The provincial budget was greeted with a collective sigh of relief three weeks ago by the brand-name drug companies, pharmacists and advocates for senior citizens. They had all feared that the budget would include an assault on the Ontario Drug Benefit plan, which pays for prescription drugs for seniors. But the budget was silent on the topic.
That does not, however, mean that the government has lost interest in curtailing its expenditures on prescription drugs.
As our population ages and new drugs are brought onto the market, this is the cost category that is rising fastest in the provincial health portfolio. Last year, the Ontario government spent $3.3 billion on prescription drugs — more than the province rakes in from all its casinos and lotteries and the LCBO combined.
This year, spending on prescription drugs is expected to increase by another $319 million, or almost 10 per cent.
"Let's say it's a very noticeable line in a budget," said Health Minister George Smitherman in an interview last week.
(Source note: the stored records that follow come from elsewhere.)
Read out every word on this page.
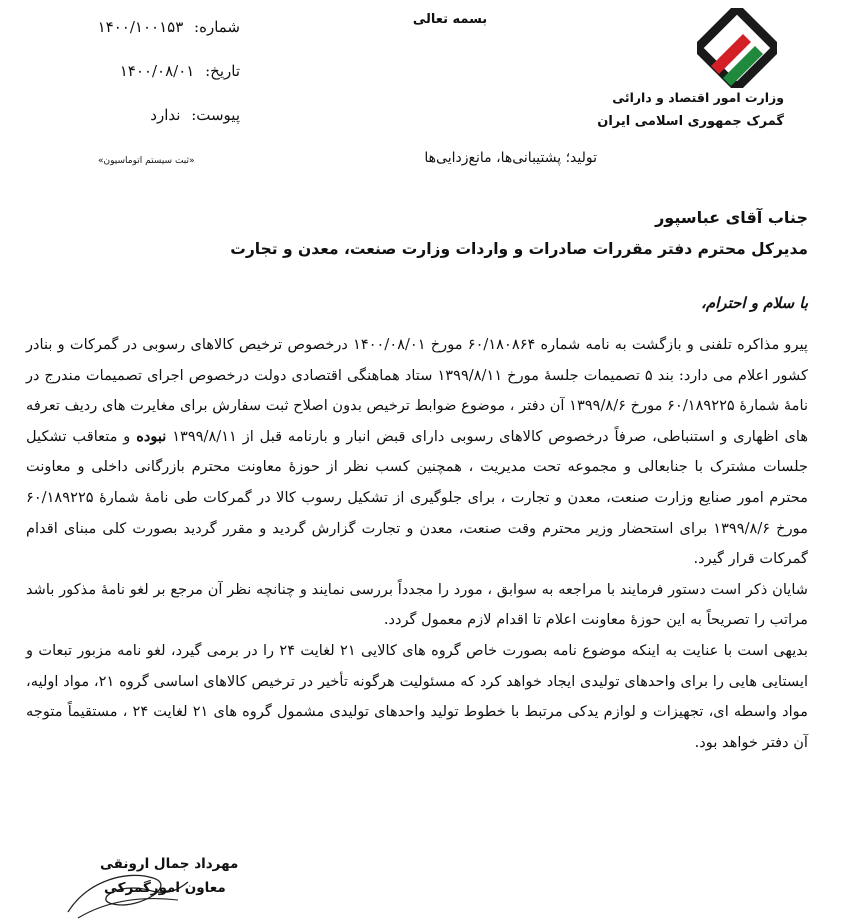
بسمه تعالی
وزارت امور اقتصاد و دارائی
گمرک جمهوری اسلامی ایران
شماره: ۱۴۰۰/۱۰۰۱۵۳
تاریخ: ۱۴۰۰/۰۸/۰۱
پیوست: ندارد
«ثبت سیستم اتوماسیون»	تولید؛ پشتیبانی‌ها، مانع‌زدایی‌ها
جناب آقای عباسپور
مدیرکل محترم دفتر مقررات صادرات و واردات وزارت صنعت، معدن و تجارت
با سلام و احترام،

پیرو مذاکره تلفنی و بازگشت به نامه شماره ۶۰/۱۸۰۸۶۴ مورخ ۱۴۰۰/۰۸/۰۱ درخصوص ترخیص کالاهای رسوبی در گمرکات و بنادر کشور اعلام می دارد: بند ۵ تصمیمات جلسهٔ مورخ ۱۳۹۹/۸/۱۱ ستاد هماهنگی اقتصادی دولت درخصوص اجرای تصمیمات مندرج در نامهٔ شمارهٔ ۶۰/۱۸۹۲۲۵ مورخ ۱۳۹۹/۸/۶ آن دفتر ، موضوع ضوابط ترخیص بدون اصلاح ثبت سفارش برای مغایرت های ردیف تعرفه های اظهاری و استنباطی، صرفاً درخصوص کالاهای رسوبی دارای قبض انبار و بارنامه قبل از ۱۳۹۹/۸/۱۱ نبوده و متعاقب تشکیل جلسات مشترک با جنابعالی و مجموعه تحت مدیریت ، همچنین کسب نظر از حوزهٔ معاونت محترم بازرگانی داخلی و معاونت محترم امور صنایع وزارت صنعت، معدن و تجارت ، برای جلوگیری از تشکیل رسوب کالا در گمرکات طی نامهٔ شمارهٔ ۶۰/۱۸۹۲۲۵ مورخ ۱۳۹۹/۸/۶ برای استحضار وزیر محترم وقت صنعت، معدن و تجارت گزارش گردید و مقرر گردید بصورت کلی مبنای اقدام گمرکات قرار گیرد.

شایان ذکر است دستور فرمایند با مراجعه به سوابق ، مورد را مجدداً بررسی نمایند و چنانچه نظر آن مرجع بر لغو نامهٔ مذکور باشد مراتب را تصریحاً به این حوزهٔ معاونت اعلام تا اقدام لازم معمول گردد.

بدیهی است با عنایت به اینکه موضوع نامه بصورت خاص گروه های کالایی ۲۱ لغایت ۲۴ را در برمی گیرد، لغو نامه مزبور تبعات و ایستایی هایی را برای واحدهای تولیدی ایجاد خواهد کرد که مسئولیت هرگونه تأخیر در ترخیص کالاهای اساسی گروه ۲۱، مواد اولیه، مواد واسطه ای، تجهیزات و لوازم یدکی مرتبط با خطوط تولید واحدهای تولیدی مشمول گروه های ۲۱ لغایت ۲۴ ، مستقیماً متوجه آن دفتر خواهد بود.

مهرداد جمال ارونقی
معاون امورگمرکی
Smitherman hastened to add that the government is also concerned about "patient outcomes" and believes many senior citizens are over-medicated. He said he wants to see "more appropriate prescribing practices" that have the dual benefit of slowing down the growth in expenditures and improving seniors' health.
To this end, he plans a series of consultations over the next four to six months with all the "stakeholders" in this area, including the drug companies (brand name and generic), senior citizens, pharmacists and doctors.
"It's a file which, if you operate with undue haste, you're very unlikely to achieve a palatable outcome," said Smitherman.
If that sounds overly cautious, it is likely because Smitherman has already been burned once in handling the hot potato of prescription drugs.
In a side deal with the doctors last fall, Smitherman agreed to pay them another $50 million if they would write up $200 million fewer prescriptions for their patients.
The side deal was junked after a public uproar.
What is the government's next plan for dealing with prescription drugs?
Smitherman was reluctant to go into details, but he conceded that "reference-based pricing" is one of a "wide range of options" under consideration.
Reference-based pricing is used in both British Columbia and Saskatchewan. Under this system, the government designates the cheapest drug in a category as the one it will pay for. If patients want more expensive drugs in the same category, they have to pay the difference in price.
Rumours that Ontario was about to introduce reference-based pricing prompted major pre-budget lobbying campaigns by the brand-name drug companies, advocates for seniors and the pharmacists.
The drug companies lobbied the Office of the Premier; the pharmacists got more than 500,000 names on a petition; and CARP, a leading advocacy group for seniors, distributed a pamphlet entitled, "When Accountants Decide What's Best for Patients."
Smitherman scoffed at the notion that the lobby drove reference-based pricing out of the budget. But he has certainly taken notice of the lobbyists, especially the pharmacists, whom he hopes to enlist in his struggle with the drug file.
Asked about a rumour that he is dangling a $50 million incentive in front of the pharmacists — the same amount offered the doctors in last fall's aborted side deal — Smitherman responded cryptically: "That is a number that I have heard speculated about widely."
Getting the pharmacists onside is only half the battle for the government, however. The drug companies can probably be ignored, but Smitherman must mollify the senior citizens.
Time is of the essence here, with the provincial election already set for October 2007.
The McGuinty government is unlikely to do anything that would annoy a large segment of the voting public, such as senior citizens, within two years of that date.